Developing an Interpretable Predictive Model for Early Diagnosis of Sepsis Using Automatic Feature Extraction

Edward Ho1, Cathy Ong-Ly2, Alex Zhou2
1University of Toronto, 2University of Western Ontario


Abstract

Introduction: Sepsis is a potentially life-threatening condition resulting from a dysregulated bodily response to infection that causes tissue damage, organ failure, and in severe cases, death. Currently, in clinical practice, much of the early diagnosis of sepsis is dependent on the ability of a healthcare professional diagnose patients at risk for developing sepsis. The development of an accurate early detection model would present a significant development in reducing the mortality rate of diagnosed sepsis cases.

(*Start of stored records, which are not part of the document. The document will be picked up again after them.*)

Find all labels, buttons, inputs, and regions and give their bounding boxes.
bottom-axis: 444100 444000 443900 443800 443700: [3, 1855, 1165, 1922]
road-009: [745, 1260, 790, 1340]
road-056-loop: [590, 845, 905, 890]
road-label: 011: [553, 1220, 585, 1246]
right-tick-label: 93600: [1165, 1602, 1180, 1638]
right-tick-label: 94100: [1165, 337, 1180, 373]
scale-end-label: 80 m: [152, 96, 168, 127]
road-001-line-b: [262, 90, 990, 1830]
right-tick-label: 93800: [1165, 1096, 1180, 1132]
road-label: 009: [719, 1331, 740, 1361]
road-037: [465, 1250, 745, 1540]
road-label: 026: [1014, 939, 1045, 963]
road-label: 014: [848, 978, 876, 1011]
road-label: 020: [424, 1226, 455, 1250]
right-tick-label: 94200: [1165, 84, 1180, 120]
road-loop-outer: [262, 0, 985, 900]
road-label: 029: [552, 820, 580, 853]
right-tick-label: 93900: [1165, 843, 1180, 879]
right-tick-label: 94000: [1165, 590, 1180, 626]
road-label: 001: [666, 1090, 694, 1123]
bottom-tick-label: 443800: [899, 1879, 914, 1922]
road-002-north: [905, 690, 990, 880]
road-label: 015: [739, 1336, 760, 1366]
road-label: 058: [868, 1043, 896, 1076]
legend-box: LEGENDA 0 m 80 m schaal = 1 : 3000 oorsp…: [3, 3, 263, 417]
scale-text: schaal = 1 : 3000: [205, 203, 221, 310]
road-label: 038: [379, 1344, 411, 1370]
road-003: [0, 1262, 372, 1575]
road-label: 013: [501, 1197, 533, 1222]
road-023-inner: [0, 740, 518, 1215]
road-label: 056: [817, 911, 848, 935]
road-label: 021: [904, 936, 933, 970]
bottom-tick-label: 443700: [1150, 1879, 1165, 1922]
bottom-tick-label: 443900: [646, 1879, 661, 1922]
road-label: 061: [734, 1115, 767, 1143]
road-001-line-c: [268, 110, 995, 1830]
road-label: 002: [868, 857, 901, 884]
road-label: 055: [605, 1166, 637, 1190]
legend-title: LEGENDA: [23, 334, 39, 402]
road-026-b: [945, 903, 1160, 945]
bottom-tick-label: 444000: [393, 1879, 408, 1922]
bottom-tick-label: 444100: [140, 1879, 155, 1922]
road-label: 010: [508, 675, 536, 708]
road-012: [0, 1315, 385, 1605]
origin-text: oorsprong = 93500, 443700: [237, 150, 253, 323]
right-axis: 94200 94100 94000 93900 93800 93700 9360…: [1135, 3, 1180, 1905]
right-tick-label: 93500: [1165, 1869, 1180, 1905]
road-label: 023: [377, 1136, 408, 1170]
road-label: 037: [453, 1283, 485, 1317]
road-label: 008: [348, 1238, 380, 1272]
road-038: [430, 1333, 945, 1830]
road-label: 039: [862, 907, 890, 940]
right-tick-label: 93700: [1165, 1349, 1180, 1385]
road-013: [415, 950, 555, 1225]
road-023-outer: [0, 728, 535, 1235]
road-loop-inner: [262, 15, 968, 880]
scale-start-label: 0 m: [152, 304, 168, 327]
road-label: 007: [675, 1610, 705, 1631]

Methods: As part of the CinC/PhysioNet 2019 challenge, time-series physiological and clinical measurements from a dataset of 40,336 patients was analyzed by applying an automated time-series feature extraction algorithm. Additionally, imputation of missing values was performed using an expert systems approach based on a knowledge base of relevant clinical practices. From the extracted features, logistic regression was applied to predict the probability of a time points within the patient data as being within 6 hours of sepsis onset. By grouping high probability time points together, a model was developed to predict when sepsis onset occurs for a given patient. This was developed and tuned using a patient-level 5-fold cross-validation scheme.

Results: With the available data, the proposed model achieved an average area under the ROC curve of 0.72, an average accuracy of 89%, and an average utility score (as defined in the PhysioNet challenge) of 0.28.

Discussion: As a linear model, the statistical importance and interpretations of the features will guide further refinement, and the resulting tuned model will then be compared with traditional survival analyses and deep learning approaches. However, our present results suggest that our model has the potential to better inform clinical diagnosis of sepsis in the intensive care unit and guide further innovations in sepsis diagnosis through model interpretation.